What I love about this book is that it gives us a very early picture into the struggle humans were having in understanding who the Almighty God truly was. Was he like all the other gods of the age- rewarding those who pleased him and punishing those who didn't? Or was this God somehow nearer, somehow more real and personal than any other concept of God? As Job wrestles with the "why" of his circumstances, he comes to know the "Who" standing behind them.

Job has MANY challenging verses and ideas. How are you processing them? What do you find difficult?

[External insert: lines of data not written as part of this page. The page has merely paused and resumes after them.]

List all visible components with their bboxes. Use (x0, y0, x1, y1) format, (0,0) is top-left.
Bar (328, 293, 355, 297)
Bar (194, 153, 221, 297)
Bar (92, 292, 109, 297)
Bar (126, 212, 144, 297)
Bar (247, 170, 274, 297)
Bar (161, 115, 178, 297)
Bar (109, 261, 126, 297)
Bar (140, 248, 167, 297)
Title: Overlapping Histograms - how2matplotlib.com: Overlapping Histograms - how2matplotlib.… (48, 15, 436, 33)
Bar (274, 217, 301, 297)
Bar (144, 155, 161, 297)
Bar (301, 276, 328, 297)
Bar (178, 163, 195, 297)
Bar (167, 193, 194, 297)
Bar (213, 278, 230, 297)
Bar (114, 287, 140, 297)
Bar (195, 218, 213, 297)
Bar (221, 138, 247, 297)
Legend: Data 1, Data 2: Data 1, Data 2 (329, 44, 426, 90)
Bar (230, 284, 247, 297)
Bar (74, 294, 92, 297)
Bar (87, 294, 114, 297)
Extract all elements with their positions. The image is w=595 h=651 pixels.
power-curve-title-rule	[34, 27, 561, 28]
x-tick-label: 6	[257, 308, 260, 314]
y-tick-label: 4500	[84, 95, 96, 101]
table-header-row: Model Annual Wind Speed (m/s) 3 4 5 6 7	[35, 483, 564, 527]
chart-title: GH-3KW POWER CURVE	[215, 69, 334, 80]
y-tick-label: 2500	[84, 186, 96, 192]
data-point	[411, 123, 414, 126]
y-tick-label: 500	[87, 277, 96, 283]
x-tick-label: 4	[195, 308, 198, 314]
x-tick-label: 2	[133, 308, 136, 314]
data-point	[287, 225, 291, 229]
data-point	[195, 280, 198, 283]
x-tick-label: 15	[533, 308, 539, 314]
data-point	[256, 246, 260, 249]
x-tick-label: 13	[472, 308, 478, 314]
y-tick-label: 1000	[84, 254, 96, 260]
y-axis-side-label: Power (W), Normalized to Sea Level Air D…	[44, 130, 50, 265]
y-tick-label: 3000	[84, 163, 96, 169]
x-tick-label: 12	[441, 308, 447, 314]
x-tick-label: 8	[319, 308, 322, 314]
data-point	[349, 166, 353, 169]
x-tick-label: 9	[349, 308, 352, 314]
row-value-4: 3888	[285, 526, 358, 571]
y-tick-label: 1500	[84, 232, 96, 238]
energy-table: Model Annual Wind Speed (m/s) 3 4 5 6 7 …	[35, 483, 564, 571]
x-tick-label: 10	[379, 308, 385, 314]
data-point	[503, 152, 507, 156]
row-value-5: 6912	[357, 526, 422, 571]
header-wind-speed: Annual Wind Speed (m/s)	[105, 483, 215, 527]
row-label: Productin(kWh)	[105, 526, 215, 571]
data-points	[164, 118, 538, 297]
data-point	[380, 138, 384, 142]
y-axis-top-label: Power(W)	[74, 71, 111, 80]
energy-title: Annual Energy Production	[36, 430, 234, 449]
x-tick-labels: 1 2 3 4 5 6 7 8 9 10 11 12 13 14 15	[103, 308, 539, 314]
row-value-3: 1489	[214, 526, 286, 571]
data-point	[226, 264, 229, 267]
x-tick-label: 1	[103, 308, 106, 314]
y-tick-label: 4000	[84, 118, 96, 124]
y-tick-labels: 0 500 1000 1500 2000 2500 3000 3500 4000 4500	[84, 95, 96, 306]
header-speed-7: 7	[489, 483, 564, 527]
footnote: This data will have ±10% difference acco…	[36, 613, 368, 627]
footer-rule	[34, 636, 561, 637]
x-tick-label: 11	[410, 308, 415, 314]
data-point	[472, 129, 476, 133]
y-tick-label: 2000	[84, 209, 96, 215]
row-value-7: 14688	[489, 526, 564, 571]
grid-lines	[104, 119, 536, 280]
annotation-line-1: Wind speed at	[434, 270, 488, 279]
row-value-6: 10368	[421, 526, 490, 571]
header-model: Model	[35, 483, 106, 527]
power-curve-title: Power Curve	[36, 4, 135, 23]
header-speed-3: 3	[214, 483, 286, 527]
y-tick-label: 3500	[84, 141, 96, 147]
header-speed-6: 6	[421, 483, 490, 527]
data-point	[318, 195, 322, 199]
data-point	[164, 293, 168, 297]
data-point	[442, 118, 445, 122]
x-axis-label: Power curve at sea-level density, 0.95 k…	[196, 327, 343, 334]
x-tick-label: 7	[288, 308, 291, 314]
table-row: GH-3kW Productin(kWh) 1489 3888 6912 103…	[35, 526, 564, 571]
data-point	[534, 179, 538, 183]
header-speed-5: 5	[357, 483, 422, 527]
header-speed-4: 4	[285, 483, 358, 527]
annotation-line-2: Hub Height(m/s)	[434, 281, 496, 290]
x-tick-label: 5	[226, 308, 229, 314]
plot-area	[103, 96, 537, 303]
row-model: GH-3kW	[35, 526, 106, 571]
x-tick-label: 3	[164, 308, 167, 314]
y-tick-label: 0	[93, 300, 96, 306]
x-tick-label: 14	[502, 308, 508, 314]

May you discover unique insights about God as you read through Job this, and part of next week!

Peace-
Nick

6 comments:

Mary Hagle said...

I find Job challenging because of our "drive-through" ways . . . I keep wanting to say, "Yeah, I get it" to his buds . . . and "Let's get to it!" and then realize I'm missing Job's struggle to come into the fullness of his God, so uniquely different from the gods who were worshipped in that time. How about the ones we worship now?!? Slow down? OK!

Anonymous said...

I found it interesting of how Job blamed things happening to Him on God but it was satin who was doing the issues Job was having. We today seem to have the same problem. A hurricane, flood, wind storm, falling trees are all considered "Acts of God" but, satin is the principality of the air and is the cause of many of our issues today. BUT GOD is in control and will be the winner in the end.

Don Jen said...

It probably wasn't very nice of me, but I laughed at Zophar in chapter 20 when he said he was "greatly disturbed" about hearing a "rebuke that dishonors me." Did he take any time to think about his beliefs? Did he even consider that he needed to amend his world view? God calls us to be ready to give an answer/defense to anyone who asks about our beliefs (1 Peter 3:15). If someone challenges me for something I say or believe, I hope I can be ready with an answer supporting my position. I also hope that when I'm wrong, I will not be so blocked emotionally at being offended that I don't have the good sense to consider a new perspective. As for Job's three friends, it's too bad they didn't have the book of Proverbs to read "When words are many, sin is not absent, but he who holds his tongue is wise." (10:19) and "Even a fool is thought wise if he keeps silent." (17:28).

Anonymous said...

Nick: Gen: 46:13 states that Job is son of Isachar.

Pastor Nick said...

Most translations of the Bible use the name "Jashob" in Genesis 46:13 and not Job. Other than this mention of a name that could be interpreted as "Job", are you aware of any other evidence as to why Job might be a son of Issachar? I can't find any other evidence, and names were often repeated in that area of the world, so the reference alone probably isn't enough to establish the Job in the book of Job as third son of Issachar.
But still a an interesting possibility!

Nick

Pastor Nick said...

On the "acts of God" idea and blaming everything on God- in some ways, this actually reflects the pre-modern mindset that Job and his friends would have had. In their minds, the world was divided into two categories, physical and spiritual, earth and heaven. Anything that happened to earth from the heavenly realm was said to have come from God. So in their minds, it was not a contradiction at all to believe that, say, a hurricane had come from Satan and was evil, but they would still say it was "from God" because of their worldview.

Make sense? Probably not to us, but it did to them!